Tegen voormeld vonnis is namens de verdachte hoger beroep ingesteld.
Het hof heeft kennisgenomen van de vordering van de advocaat-generaal en van hetgeen de verdachte naar voren heeft gebracht.
Oplegging van straffen
De economische politierechter in de rechtbank Noord-Holland heeft de verdachte voor het in eerste aanleg bewezenverklaarde veroordeeld tot een gevangenisstraf voor de duur van 8 maanden, met aftrek van de tijd die de verdachte in voorarrest heeft doorgebracht, waarvan 4 maanden voorwaardelijk en een proeftijd van 3 jaren.
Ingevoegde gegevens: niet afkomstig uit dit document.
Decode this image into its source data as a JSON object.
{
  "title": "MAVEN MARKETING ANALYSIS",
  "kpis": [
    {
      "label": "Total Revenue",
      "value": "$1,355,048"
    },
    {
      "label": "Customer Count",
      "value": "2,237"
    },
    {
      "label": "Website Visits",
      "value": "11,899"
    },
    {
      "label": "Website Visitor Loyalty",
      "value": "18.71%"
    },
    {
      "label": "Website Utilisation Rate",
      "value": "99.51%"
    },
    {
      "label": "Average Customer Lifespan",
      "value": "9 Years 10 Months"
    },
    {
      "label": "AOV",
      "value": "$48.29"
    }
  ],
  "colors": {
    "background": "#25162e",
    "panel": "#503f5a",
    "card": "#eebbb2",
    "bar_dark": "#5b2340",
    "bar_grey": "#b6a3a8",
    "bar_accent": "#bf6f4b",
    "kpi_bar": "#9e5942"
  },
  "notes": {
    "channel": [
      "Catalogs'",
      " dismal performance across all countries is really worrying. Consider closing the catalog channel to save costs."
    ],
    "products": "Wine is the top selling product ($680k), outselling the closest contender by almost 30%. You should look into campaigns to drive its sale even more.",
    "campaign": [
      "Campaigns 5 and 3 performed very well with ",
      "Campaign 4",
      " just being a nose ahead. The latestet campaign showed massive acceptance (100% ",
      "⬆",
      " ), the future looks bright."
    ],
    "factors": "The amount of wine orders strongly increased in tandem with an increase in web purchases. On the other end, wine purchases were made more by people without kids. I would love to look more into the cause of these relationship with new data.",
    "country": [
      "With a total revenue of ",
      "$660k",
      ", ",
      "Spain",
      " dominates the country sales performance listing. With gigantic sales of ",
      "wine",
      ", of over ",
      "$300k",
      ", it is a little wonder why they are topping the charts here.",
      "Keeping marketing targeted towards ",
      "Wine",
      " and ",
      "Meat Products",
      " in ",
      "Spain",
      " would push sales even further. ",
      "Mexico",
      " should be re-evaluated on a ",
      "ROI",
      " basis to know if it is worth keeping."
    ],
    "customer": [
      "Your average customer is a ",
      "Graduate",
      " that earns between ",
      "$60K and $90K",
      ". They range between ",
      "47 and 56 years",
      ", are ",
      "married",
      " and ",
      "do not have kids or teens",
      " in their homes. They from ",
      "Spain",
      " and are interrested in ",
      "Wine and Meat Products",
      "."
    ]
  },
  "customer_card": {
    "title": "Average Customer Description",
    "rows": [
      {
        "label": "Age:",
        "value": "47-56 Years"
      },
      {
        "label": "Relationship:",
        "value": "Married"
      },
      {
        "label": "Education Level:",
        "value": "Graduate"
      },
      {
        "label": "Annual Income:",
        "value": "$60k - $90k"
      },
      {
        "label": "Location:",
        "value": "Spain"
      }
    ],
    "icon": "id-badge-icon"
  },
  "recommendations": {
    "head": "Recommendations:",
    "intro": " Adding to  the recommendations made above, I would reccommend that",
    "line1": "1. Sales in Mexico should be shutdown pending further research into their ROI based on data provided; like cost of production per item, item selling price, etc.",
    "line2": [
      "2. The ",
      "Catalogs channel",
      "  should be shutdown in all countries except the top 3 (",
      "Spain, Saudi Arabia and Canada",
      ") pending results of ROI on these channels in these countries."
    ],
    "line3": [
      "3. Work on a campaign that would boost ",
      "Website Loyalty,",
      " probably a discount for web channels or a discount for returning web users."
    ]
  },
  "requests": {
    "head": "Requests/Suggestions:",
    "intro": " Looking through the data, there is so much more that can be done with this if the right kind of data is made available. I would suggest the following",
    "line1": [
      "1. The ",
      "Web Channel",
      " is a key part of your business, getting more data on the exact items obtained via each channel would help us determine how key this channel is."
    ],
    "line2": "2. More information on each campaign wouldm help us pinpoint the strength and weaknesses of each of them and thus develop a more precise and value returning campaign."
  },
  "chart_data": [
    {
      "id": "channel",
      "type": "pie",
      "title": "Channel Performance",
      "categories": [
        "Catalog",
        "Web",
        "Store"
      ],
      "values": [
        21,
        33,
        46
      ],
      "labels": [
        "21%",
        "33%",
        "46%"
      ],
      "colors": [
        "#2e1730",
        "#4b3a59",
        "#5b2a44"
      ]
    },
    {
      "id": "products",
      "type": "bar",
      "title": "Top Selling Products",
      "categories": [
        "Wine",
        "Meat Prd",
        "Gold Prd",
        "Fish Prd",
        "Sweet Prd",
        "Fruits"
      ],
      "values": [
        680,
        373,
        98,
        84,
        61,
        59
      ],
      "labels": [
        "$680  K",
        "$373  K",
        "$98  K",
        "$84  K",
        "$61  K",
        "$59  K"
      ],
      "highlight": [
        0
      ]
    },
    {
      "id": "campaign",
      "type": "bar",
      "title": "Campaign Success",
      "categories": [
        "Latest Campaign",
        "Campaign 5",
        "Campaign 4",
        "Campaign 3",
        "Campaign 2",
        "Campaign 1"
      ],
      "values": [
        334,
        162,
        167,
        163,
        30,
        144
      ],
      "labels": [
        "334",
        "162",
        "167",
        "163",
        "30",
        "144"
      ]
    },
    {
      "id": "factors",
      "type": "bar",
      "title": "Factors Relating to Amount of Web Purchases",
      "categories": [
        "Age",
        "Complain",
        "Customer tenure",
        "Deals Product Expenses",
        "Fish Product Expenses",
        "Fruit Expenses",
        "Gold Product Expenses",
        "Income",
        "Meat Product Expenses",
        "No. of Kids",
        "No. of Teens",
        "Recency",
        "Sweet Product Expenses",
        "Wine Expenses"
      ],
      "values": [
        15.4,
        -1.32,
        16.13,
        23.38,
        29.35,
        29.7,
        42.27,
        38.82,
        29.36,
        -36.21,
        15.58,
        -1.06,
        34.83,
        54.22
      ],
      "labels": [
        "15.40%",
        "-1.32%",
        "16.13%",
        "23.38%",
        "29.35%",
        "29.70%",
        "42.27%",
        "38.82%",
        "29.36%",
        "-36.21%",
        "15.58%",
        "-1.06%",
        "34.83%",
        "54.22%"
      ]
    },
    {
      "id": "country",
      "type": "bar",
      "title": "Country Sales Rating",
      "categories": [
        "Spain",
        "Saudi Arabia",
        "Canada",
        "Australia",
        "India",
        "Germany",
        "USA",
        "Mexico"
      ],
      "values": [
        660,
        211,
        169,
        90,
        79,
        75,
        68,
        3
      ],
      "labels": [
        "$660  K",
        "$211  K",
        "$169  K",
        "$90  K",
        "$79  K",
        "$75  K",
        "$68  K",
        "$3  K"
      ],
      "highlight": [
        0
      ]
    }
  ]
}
De advocaat-generaal heeft gevorderd dat de verdachte voor het tenlastegelegde zal worden veroordeeld tot een taakstraf voor de duur van 120 uren, subsidiair 60 dagen hechtenis, met aftrek van de tijd die de verdachte in voorarrest heeft doorgebracht, en een voorwaardelijke gevangenisstraf voor de duur van
5 maanden met een proeftijd van 2 jaren en oplegging van de bijzondere voorwaarden zoals geadviseerd door de reclassering in het rapport van 19 september 2024, te weten: een meldplicht bij de reclassering, een ambulante behandeling en meewerken aan schuldhulpverlening.
De verdachte heeft zich wat betreft de wijze van afdoening aangesloten bij de vordering van de advocaat-generaal. De verdachte heeft aangaande zijn persoonlijke omstandigheden bevestigd dat hij het soms lastig vindt de gevolgen te overzien van de dingen die hij doet, dat hij beïnvloedbaar en kwetsbaar is en dat zijn schulden een zware last voor hem zijn. De verdachte woont samen met zijn zus in de boerderij van zijn moeder, alwaar hij zorgt voor zijn eigen zoon en voor de kinderen van zijn zus. Hij is 40 uur in de week werkzaam als zzp’er en in zijn vrije uren werkt hij aan de boerderij, waar veel moet worden opgeknapt. De verdachte heeft verklaard dat hij bereid is mee te werken aan de bijzondere voorwaarden die de reclassering heeft geadviseerd in het rapport van 19 september 2024.
Het hof heeft in hoger beroep de op te leggen straffen bepaald op grond van de ernst van het feit en de omstandigheden waaronder dit is begaan en gelet op de persoon van de verdachte. Het hof heeft daarbij in het bijzonder het volgende in beschouwing genomen.
De verdachte heeft zich schuldig gemaakt aan het opzettelijk voorhanden hebben van een grote hoeveelheid professioneel vuurwerk. Dit soort zwaar explosief vuurwerk brengt ernstige risico’s met zich. Die risico’s zijn er niet alleen voor degene die het vuurwerk voorhanden heeft, maar ook voor niets vermoedende omstanders en buurtbewoners. De verdachte heeft anderen aan dit gevaar blootgesteld, waaronder zijn zus, die bij hem in de auto zat, en haar ongeboren kind. Het hof rekent dit de verdachte zwaar aan. Daar komt bij dat de verdachte blijkens een hem betreffend uittreksel uit de Justitiële Documentatie van 16 september 2024 eerder ter zake van overtreding van het Vuurwerkbesluit met politie en justitie in aanraking is gekomen. Hier heeft de verdachte kennelijk onvoldoende van geleerd.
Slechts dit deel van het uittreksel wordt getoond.